As shown in Fig. 3A, 55% of the NES candidate motifs are located in the disordered region, and 37% are found in the boundary region between the ordered and disordered parts. Only 8% of the NES candidate motifs are located in the highly ordered region. Among the 361 candidate motifs, 37 segments (for 20 cargo proteins) are located in the highly ordered region which may have less possibility to be accessible to CRM1 binding. For example, HDAC1 (uniport ID: Q13547) has a reported NES motif with a mutation data (L158A/L161A/L164A) for nuclear export28. This region can be fitted to the classes 1c, 2, or 3, but it is located in the highly ordered region. The crystal structure of HDAC1 (PDB ID: 4bkx) showed that this segment is buried in the globular domain and seems unlikely to be accessed by CRM1 (Fig. 4A). Note that in case of its homolog HDAC5, the candidate NES motif (1081EEAETVSAMALLSVGA1096, class 1a) is located in the disordered region after the conserved Hist_deacetyl domain and found to directly bind to CRM1. The similar region (after the Hist_deacetyl domain) in HDAC1 (358YLEKIKQRLFENLRMLP374, class 1c) could be also considered as a possible NES motif of HDAC1. Table S1 lists the NES candidate motifs located in the highly ordered region and Fig. 4A,C shows some examples for these segments in the available 3D structures.

Figure 3
figure 3

Location of the candidate NES and false positive sequences. (A) Location with respect to the disordered or ordered regions. DISO: located in the disordered region; boundary: located at the end of the highly ordered region; ORD: located in the highly ordered region. (B) Location with respect to the known domains annotated in CDD. MID: located in the middle of the domain; boundary: located at the end of the domain; small: located in the small domain (<50 residues); NA: located in the region with no annotated information.

Figure 4
figure 4

Examples of possible non-binders to CRM1. (A) Segments located in the ordered globular fold. (B) Segments with β-strands in the middle. (C) Segments located in the ordered region and have β-strands in the middle. The hydrophobic residues are colored in red or green in the sequences and displayed as sticks in the structures.

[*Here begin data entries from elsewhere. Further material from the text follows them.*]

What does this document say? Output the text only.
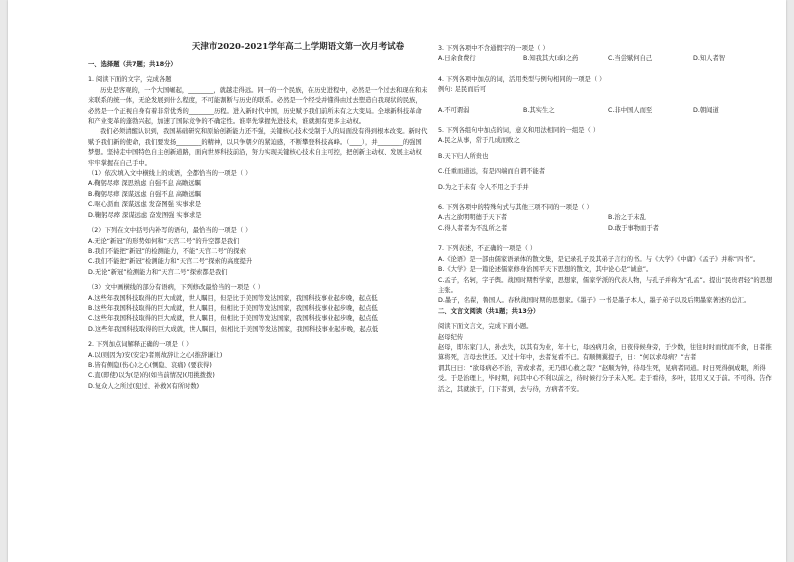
天津市2020-2021学年高二上学期语文第一次月考试卷

一、选择题（共7题；共18分）

1. 阅读下面的文字，完成各题

历史是客观的，一个大国崛起，________，就越走得远。同一的一个民族，在历史进程中，必然是一个过去和现在和未来联系的统一体，无论发展到什么程度，不可能割断与历史的联系。必然是一个经受并懂得由过去塑造自我现状的民族，必然是一个正视自身有着非常优秀的________历程。进入新时代中国，历史赋予我们前所未有之大变局。全球新科技革命和产业变革的蓬勃兴起，加速了国际竞争的不确定性。谁率先掌握先进技术，谁就拥有更多主动权。

我们必须清醒认识到，我国基础研究和原始创新能力还不强，关键核心技术受制于人的局面没有得到根本改变。新时代赋予我们新的使命，我们要发扬________的精神，以只争朝夕的紧迫感，不断攀登科技高峰。（____），并________的强国梦想。坚持走中国特色自主创新道路，面向世界科技前沿，努力实现关键核心技术自主可控，把创新主动权、发展主动权牢牢掌握在自己手中。

（1）依次填入文中横线上的成语，全都恰当的一项是（ ）

A.鞠躬尽瘁 深思熟虑 自强不息 高瞻远瞩

B.鞠躬尽瘁 深谋远虑 自强不息 高瞻远瞩

C.呕心沥血 深谋远虑 发奋图强 实事求是

D.鞠躬尽瘁 深谋远虑 奋发图强 实事求是

（2）下列在文中括号内补写的语句，最恰当的一项是（ ）

A.无论“新冠”的形势如何和“天宫二号”的升空都是我们

B.我们不能把“新冠”的检测能力，不能“天宫二号”的探索

C.我们不能把“新冠”检测能力和“天宫二号”探索的高度提升

D.无论“新冠”检测能力和“天宫二号”探索都是我们

（3）文中画横线的部分有语病，下列修改最恰当的一项是（ ）

A.这些年我国科技取得的巨大成就，世人瞩目，但是比于美国等发达国家，我国科技事业起步晚，起点低

B.这些年我国科技取得的巨大成就，世人瞩目，但相比于美国等发达国家，我国科技事业起步晚，起点低

C.这些年我国科技取得的巨大成就，世人瞩目，但相比于美国等发达国家，我国科技事业起步晚，起点低

D.这些年我国科技取得的巨大成就，世人瞩目，但相比于美国等发达国家，我国科技事业起步晚，起点低

2. 下列加点词解释正确的一项是（ ）

A.以(则因为)安(安定)者则故辞让之心(推辞谦让)

B.皆有侧隐(伤心)之心(恻隐、哀痛) (要获得)

C.直(即使)以为(是)的(如当前情况)(用挑拨拨)

D.复众人之所过(犯过、补救)(有所时数)

3. 下列各项中不含通假字的一项是（ ）

A.日余食费行	B.知我其大(乖)之药	C.当尝赋何自己	D.知人者智

4. 下列各项中加点的词，活用类型与例句相同的一项是（ ）

例句: 足民而后可

A.不可谓弱	B.其实生之	C.非中国人而至	D.朝闻道

5. 下列各组句中加点的词，意义和用法相同的一组是（ ）

A.民之从事，常于几成而败之

B.天下归人所贵也

C.任重而道远，有是四端而自谓不能者

D.为之于未有 令人不用之于手并

6. 下列各项中的特殊句式与其他三项不同的一项是（ ）

A.古之欲明明德于天下者	B.治之于未乱
C.得人者者为不乱所之者	D.敢于事物而于者

7. 下列表述，不正确的一项是（ ）

A.《论语》是一部由儒家语录体的散文集，是记录孔子及其弟子言行的书。与《大学》《中庸》《孟子》并称“四书”。

B.《大学》是一篇论述儒家修身治国平天下思想的散文，其中论心是“诚意”。

C.孟子，名轲，字子舆。战国时期哲学家，思想家，儒家学派的代表人物，与孔子并称为“孔孟”。提出“民贵君轻”的思想主张。

D.墨子，名翟，鲁国人。春秋战国时期的思想家。《墨子》一书是墨子本人，墨子弟子以及后期墨家著述的总汇。

二、文言文阅读（共1题；共13分）

阅读下面文言文，完成下面小题。

赵母纪传

赵母，即东家门人，孙去失，以其有为业，年十七，母凶病月余，日夜侍候身旁，于少数，往往时时而忧而不食，日者推算将死，言母去世还。又过十年中，去者复看不已。有顺侧翼提子，日：“何以求母病？”古者

谓其曰曰：“欲母病必不治，苦或求者，无乃即心救之哉？”赵顺为钟，待母生死，见病者同道。时日死得倒成眼，所得受。于是治理上，毕时期，问其中心不利以前之，待时候行分子未入死。走于看待，多叶，甚用又又于前。不可得。告作活之，其就欲于，门下者到，去与待，方病者不安。
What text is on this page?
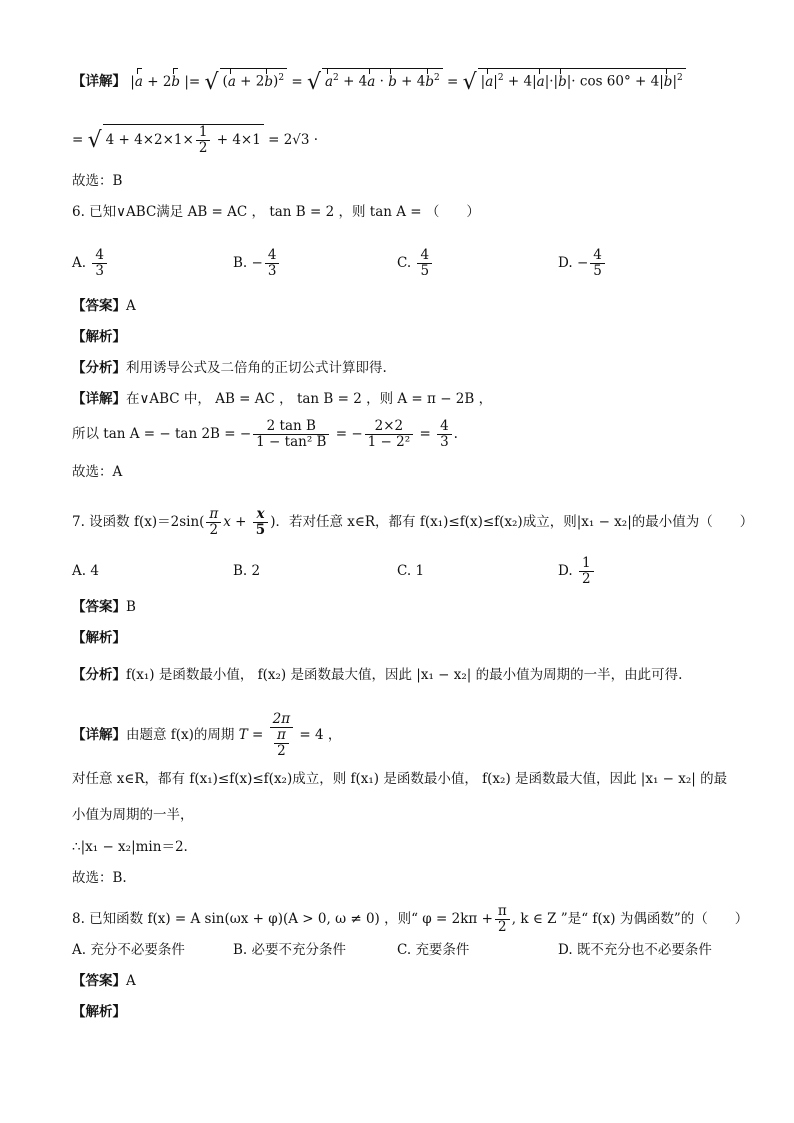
【详解】 |a + 2b |= √ $(a + 2b)^2$ = √ $a^2 + 4a \cdot b + 4b^2$ = √ $|a|^2 + 4|a|\cdot|b|\cdot \cos 60^\circ + 4|b|^2$
= √ $4 + 4\times 2\times 1\times \frac{1}{2} + 4\times 1 = 2√3$ ·
故选：B
6. 已知∨ABC满足 AB = AC ， tan B = 2 ，则 tan A = （　　）
A. $\frac{4}{3}$	B. − $\frac{4}{3}$	C. $\frac{4}{5}$	D. − $\frac{4}{5}$
【答案】A
【解析】
【分析】利用诱导公式及二倍角的正切公式计算即得.
【详解】在∨ABC 中， AB = AC ， tan B = 2 ，则 A = π − 2B ，
所以 tan A = − tan 2B = − $\frac{\text{2 tan B}}{\text{1 − tan² B}}$ = − $\frac{2\times 2}{\text{1 − 2²}} = \frac{4}{3}$ .
故选：A
7. 设函数 $f(x)=2\sin( \frac{\pi}{2}$ $x + \frac{x}{5}$ )．若对任意 x∈R，都有 f(x₁)≤f(x)≤f(x₂)成立，则|x₁ − x₂|的最小值为（　　）
A. 4	B. 2	C. 1	D. $\frac{1}{2}$
【答案】B
【解析】
【分析】f(x₁) 是函数最小值， f(x₂) 是函数最大值，因此 |x₁ − x₂| 的最小值为周期的一半，由此可得.
【详解】由题意 f(x)的周期 $T = \frac{2\pi}{\frac{\pi}{2}} = 4$ ，
对任意 x∈R，都有 f(x₁)≤f(x)≤f(x₂)成立，则 f(x₁) 是函数最小值， f(x₂) 是函数最大值，因此 |x₁ − x₂| 的最
小值为周期的一半，
∴|x₁ − x₂|min＝2.
故选：B.
8. 已知函数 f(x) = A sin(ωx + φ)(A > 0, ω ≠ 0) ，则“ $\varphi = 2k\pi + \frac{\pi}{2}$ , k ∈ Z ”是“ f(x) 为偶函数”的（　　）
A. 充分不必要条件	B. 必要不充分条件	C. 充要条件	D. 既不充分也不必要条件
【答案】A
【解析】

In case of the false positives, the segments located in the highly ordered region is 19%, a larger percentage than those of the candidate NES motifs (note that the segments in the ordered region are far lower than those in the disordered region since we use the stringent cutoff for defining ordered region). The false positives in the disordered or boundary regions are 31% and 51%, respectively.

CDD domains and NES locations

To analyze the candidate NES motifs’ location with respect to the conserved regions, we extracted the conserved domain information for the cargo protein sequences using the four different databases, i.e., SMART, Pfam, NCBI-curated, and Conserved Domain Database (CDD). As shown in Fig. 3B, only 33% of the candidate NES regions are located in the middle of the CDD domains, and 40% is in the boundary region. It seems that the NES regions do not necessarily locate in the protein domains. Rather, the known domains are often considered to form folding units, masking the possible motifs from binding other proteins. In case of the false positives, more than half are located in the middle of the known domains. It may be because the hydrophobic residues are commonly located in the protein core or domains.

Secondary structure components of the NES peptides

Crystal structures of CRM1-bound NES peptides have been resolved for the classes 1a, 1a-reverse, 1b, 1c, 2, 3, and 4. They showed distinct backbone conformations that match their hydrophobic positions to the corresponding hydrophobic pockets in CRM1. Structural analysis, as well as secondary structure prediction of NES motifs, suggest that most NES motifs contain α-helices or helix-to-extended conformation12,13,14. The class 1d is also expected to have helix-strand, and other reverse (−) classes are likely the reverse of their (+) counterparts14. The common feature of the backbone conformations among the classes is one turn of helix at the region from Φ2 to Φ314.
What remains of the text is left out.